Geçen yazımda, kendimi bildim bileli sorduğum soruyu
tekrarlamıştım: Niçin ilerleyemiyoruz? Eğitim diye başladım. Belki en yakın
olduğum problem alanı. Onunla devam edeyim. Eğitimimiz, niçin bir türlü diğer
OECD ülkelerinin, hiç olmazsa ortalamasını yakalayamıyor? Niçin Şili veya
Meksika ile birlikte diplerde yer alıyoruz?
Bu soruyu cevaplamak için pek küçük bir tecrübem ile
başlayacağım. Lisede, bazı dersler anlatılırken koptuğumu fark etmiştim.
‘Niçin?’ diye düşündüm. O derslerde, tahtada problem çözülür; çözümler, bazen
bir tahtaya sığmazdı. Şunu fark ettim: O koptuğum derslerin hocaları problemi
çözerdi çözmesine de çözümün ortasında problemin ne olduğunu kaybederdik.
Problem kaybolduktan sonra, çözümün hiçbir çekiciliği kalmazdı.
Meselesi olmak
Şanslı bir öğrenciydim her hâlde.
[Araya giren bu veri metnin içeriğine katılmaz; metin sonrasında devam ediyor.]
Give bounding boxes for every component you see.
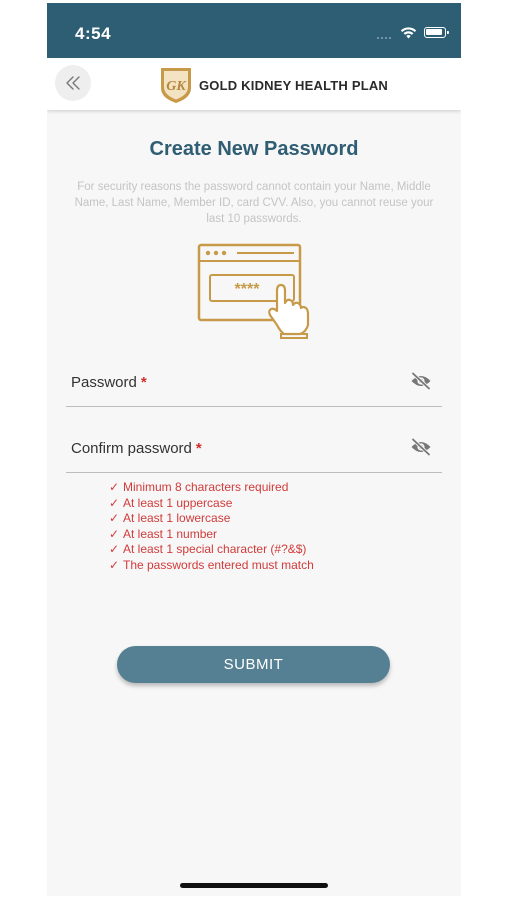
- eye-off-icon[interactable]: [410, 438, 432, 456]
- password-entry-illustration: ****: [197, 243, 310, 339]
- brand-logo: GK GOLD KIDNEY HEALTH PLAN: [159, 65, 388, 105]
- cellular-signal-icon: [377, 35, 395, 39]
- svg-text:****: ****: [235, 281, 261, 298]
- password-field[interactable]: Password *: [66, 360, 442, 407]
- check-icon: ✓: [109, 480, 120, 494]
- requirement-item: ✓ Minimum 8 characters required: [109, 480, 289, 494]
- status-bar: 4:54: [47, 3, 461, 58]
- brand-name: GOLD KIDNEY HEALTH PLAN: [199, 77, 389, 93]
- page-title: Create New Password: [149, 138, 359, 160]
- double-chevron-left-icon: [66, 76, 80, 90]
- app-header: GK GOLD KIDNEY HEALTH PLAN: [47, 58, 461, 110]
- required-asterisk: *: [195, 440, 202, 457]
- battery-icon: [424, 27, 449, 38]
- eye-off-icon[interactable]: [410, 372, 432, 390]
- requirement-item: ✓ At least 1 lowercase: [109, 511, 231, 526]
- phone-screen: 4:54 GK GOLD KIDNEY HEALTH PLAN Create N…: [47, 3, 461, 896]
- password-requirements: ✓ Minimum 8 characters required ✓ At least…: [109, 480, 314, 574]
- security-notice: For security reasons the password cannot…: [74, 181, 434, 225]
- back-button[interactable]: [55, 65, 91, 101]
- check-icon: ✓: [109, 495, 120, 510]
- required-asterisk: *: [140, 374, 147, 391]
- wifi-icon: [400, 27, 417, 39]
- requirement-item: ✓ The passwords entered must match: [109, 557, 314, 572]
- confirm-password-field[interactable]: Confirm password *: [66, 426, 442, 473]
- requirement-item: ✓ At least 1 uppercase: [109, 495, 233, 510]
- submit-button[interactable]: SUBMIT: [117, 646, 390, 683]
- requirement-item: ✓ At least 1 number: [109, 526, 218, 541]
- check-icon: ✓: [109, 526, 120, 541]
- requirement-item: ✓ At least 1 special character (#?&$): [109, 542, 307, 557]
- gk-shield-logo-icon: GK: [161, 68, 191, 103]
- home-indicator: [180, 883, 328, 888]
- password-label: Password *: [71, 374, 147, 391]
- confirm-password-label: Confirm password *: [71, 440, 202, 457]
- check-icon: ✓: [109, 511, 120, 526]
- status-time: 4:54: [75, 24, 112, 43]
- svg-text:GK: GK: [166, 79, 187, 94]
- check-icon: ✓: [109, 542, 120, 557]
- check-icon: ✓: [109, 557, 120, 572]
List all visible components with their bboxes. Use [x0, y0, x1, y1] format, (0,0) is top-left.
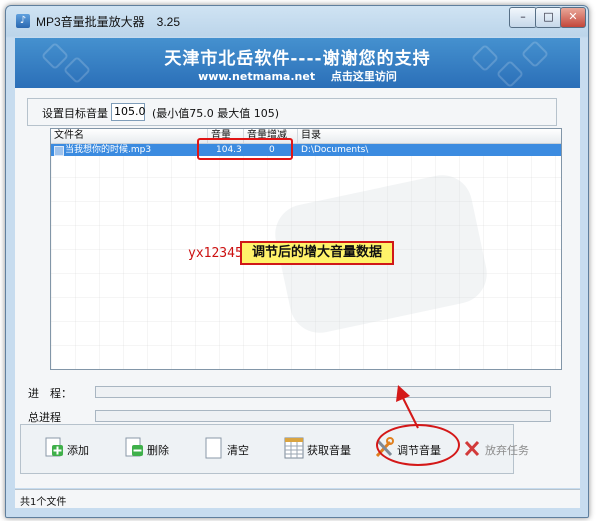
- delete-icon: [125, 437, 143, 457]
- close-button[interactable]: ✕: [560, 7, 586, 28]
- app-icon: ♪: [16, 14, 30, 28]
- target-volume-label: 设置目标音量: [42, 107, 108, 120]
- row-directory: D:\Documents\: [301, 145, 369, 155]
- add-button[interactable]: 添加: [37, 428, 109, 468]
- spreadsheet-icon: [284, 437, 304, 459]
- clear-icon: [205, 437, 222, 459]
- annotation-callout: 调节后的增大音量数据: [240, 241, 394, 265]
- row-filename: 当我想你的时候.mp3: [65, 145, 152, 155]
- add-icon: [45, 437, 63, 457]
- banner-title: 天津市北岳软件----谢谢您的支持: [164, 49, 431, 69]
- status-bar: 共1个文件: [15, 489, 580, 508]
- progress-bar: [95, 386, 551, 398]
- delete-button-label: 删除: [147, 444, 169, 457]
- clear-button[interactable]: 清空: [197, 428, 269, 468]
- get-volume-button-label: 获取音量: [307, 444, 351, 457]
- clear-button-label: 清空: [227, 444, 249, 457]
- total-progress-label: 总进程: [28, 411, 61, 424]
- volume-highlight-box: [197, 138, 293, 160]
- maximize-button[interactable]: □: [535, 7, 562, 28]
- total-progress-bar: [95, 410, 551, 422]
- column-header-directory[interactable]: 目录: [298, 129, 561, 143]
- title-bar[interactable]: ♪ MP3音量批量放大器 3.25 – □ ✕: [6, 6, 588, 36]
- status-text: 共1个文件: [20, 497, 67, 508]
- column-header-filename[interactable]: 文件名: [51, 129, 208, 143]
- file-icon: [54, 146, 64, 156]
- abort-task-button[interactable]: 放弃任务: [455, 428, 531, 468]
- banner-subtitle: www.netmama.net 点击这里访问: [15, 68, 580, 84]
- target-volume-group: 设置目标音量 105.0 (最小值75.0 最大值 105): [27, 98, 557, 126]
- banner-url-link[interactable]: www.netmama.net: [198, 70, 315, 83]
- progress-label: 进 程：: [28, 387, 72, 400]
- abort-task-button-label: 放弃任务: [485, 444, 529, 457]
- table-row[interactable]: 当我想你的时候.mp3 104.3 0 D:\Documents\: [51, 144, 561, 156]
- promo-banner[interactable]: 天津市北岳软件----谢谢您的支持 www.netmama.net 点击这里访问: [15, 38, 580, 88]
- get-volume-button[interactable]: 获取音量: [277, 428, 357, 468]
- minimize-button[interactable]: –: [509, 7, 537, 28]
- visit-link[interactable]: 点击这里访问: [331, 70, 397, 83]
- add-button-label: 添加: [67, 444, 89, 457]
- target-range-note: (最小值75.0 最大值 105): [152, 107, 280, 120]
- target-volume-input[interactable]: 105.0: [111, 103, 146, 121]
- delete-button[interactable]: 删除: [117, 428, 189, 468]
- window-title: MP3音量批量放大器 3.25: [36, 15, 181, 29]
- cancel-icon: [464, 440, 480, 457]
- adjust-button-highlight: [376, 424, 460, 466]
- list-header: 文件名 音量 音量增减 目录: [51, 129, 561, 144]
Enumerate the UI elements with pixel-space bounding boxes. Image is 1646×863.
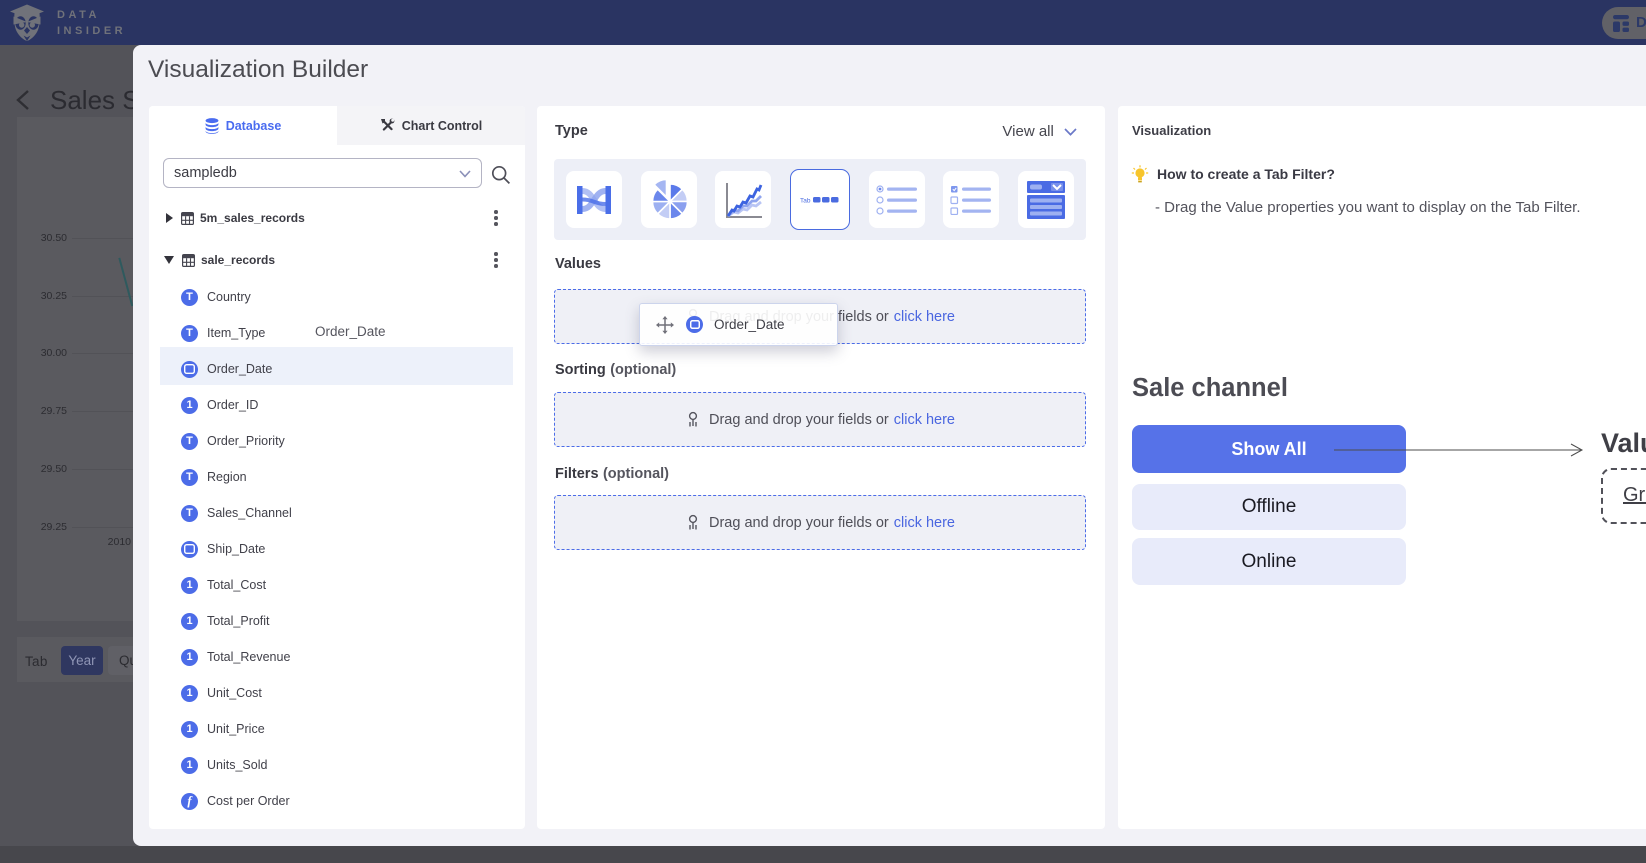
- svg-text:Tab: Tab: [800, 197, 811, 204]
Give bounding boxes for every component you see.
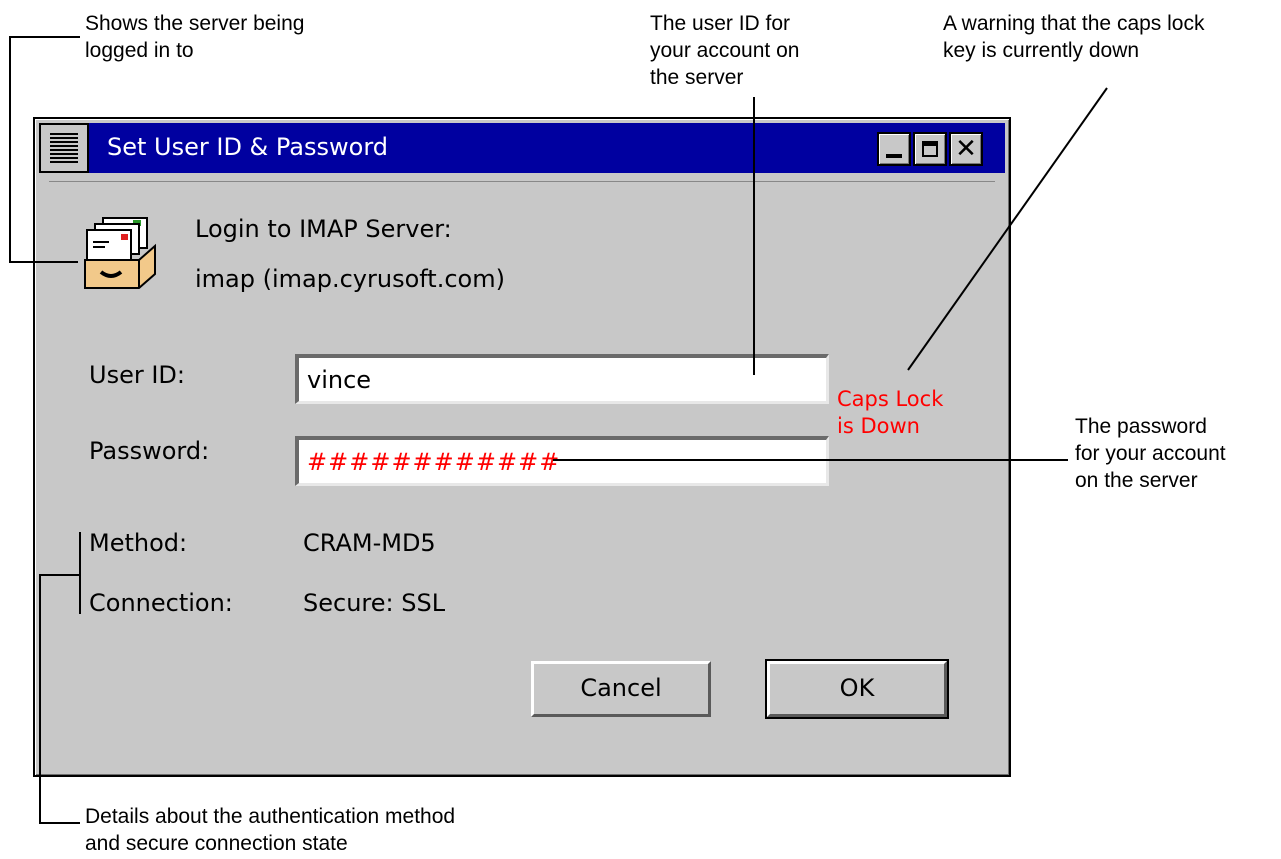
minimize-icon — [879, 134, 909, 164]
login-dialog-window: Set User ID & Password ✕ Login to IMAP S… — [33, 117, 1011, 777]
method-value: CRAM-MD5 — [303, 529, 436, 557]
maximize-icon — [915, 134, 945, 164]
method-label: Method: — [89, 529, 188, 557]
password-label: Password: — [89, 437, 210, 465]
server-name: imap (imap.cyrusoft.com) — [195, 265, 505, 293]
dialog-content: Login to IMAP Server: imap (imap.cyrusof… — [49, 181, 995, 761]
close-icon: ✕ — [955, 134, 977, 164]
caps-lock-warning: Caps Lock is Down — [837, 387, 944, 438]
annotation-caps-warning: A warning that the caps lock key is curr… — [943, 12, 1205, 62]
server-heading: Login to IMAP Server: — [195, 215, 452, 243]
menu-icon — [50, 133, 78, 163]
window-menu-button[interactable] — [39, 123, 89, 173]
close-button[interactable]: ✕ — [949, 132, 983, 166]
mail-server-icon — [84, 217, 156, 289]
minimize-button[interactable] — [877, 132, 911, 166]
connection-value: Secure: SSL — [303, 589, 446, 617]
user-id-label: User ID: — [89, 361, 185, 389]
annotation-user-id: The user ID for your account on the serv… — [650, 12, 800, 89]
annotation-details: Details about the authentication method … — [85, 805, 456, 855]
annotation-server: Shows the server being logged in to — [85, 12, 305, 62]
connection-label: Connection: — [89, 589, 233, 617]
ok-button[interactable]: OK — [765, 659, 949, 719]
cancel-button[interactable]: Cancel — [531, 661, 711, 717]
annotation-password: The password for your account on the ser… — [1075, 415, 1226, 492]
title-bar[interactable]: Set User ID & Password ✕ — [39, 123, 1005, 173]
user-id-field[interactable]: vince — [295, 354, 829, 404]
password-field[interactable]: ############ — [295, 436, 829, 486]
window-title: Set User ID & Password — [107, 133, 389, 161]
maximize-button[interactable] — [913, 132, 947, 166]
Ege Üniversitesi Fen
Fakültesi’nde işler değişti. Hocalarım problemin içinde yaşıyordu ve problem de
çözüm de onları heyecanlandırıyordu. O heyecan biz öğrencileri de sarardı.
Lisede ortalama bir öğrenciyken üniversitede birden olağanüstü bir öğrenci
oldum.
Kendim üniversite hocası olunca da fark edişim bir adım daha
ileri gitti. Araştırma yapan hocaların dersleri, araştırma yapmayıp sadece
okudukları ders kitabındaki bilgileri tekrarlayanlardan daha gerçek, daha
anlaşılırdı. Onların problemi vardı. Benim neslimin deyişiyle “mesele”si vardı.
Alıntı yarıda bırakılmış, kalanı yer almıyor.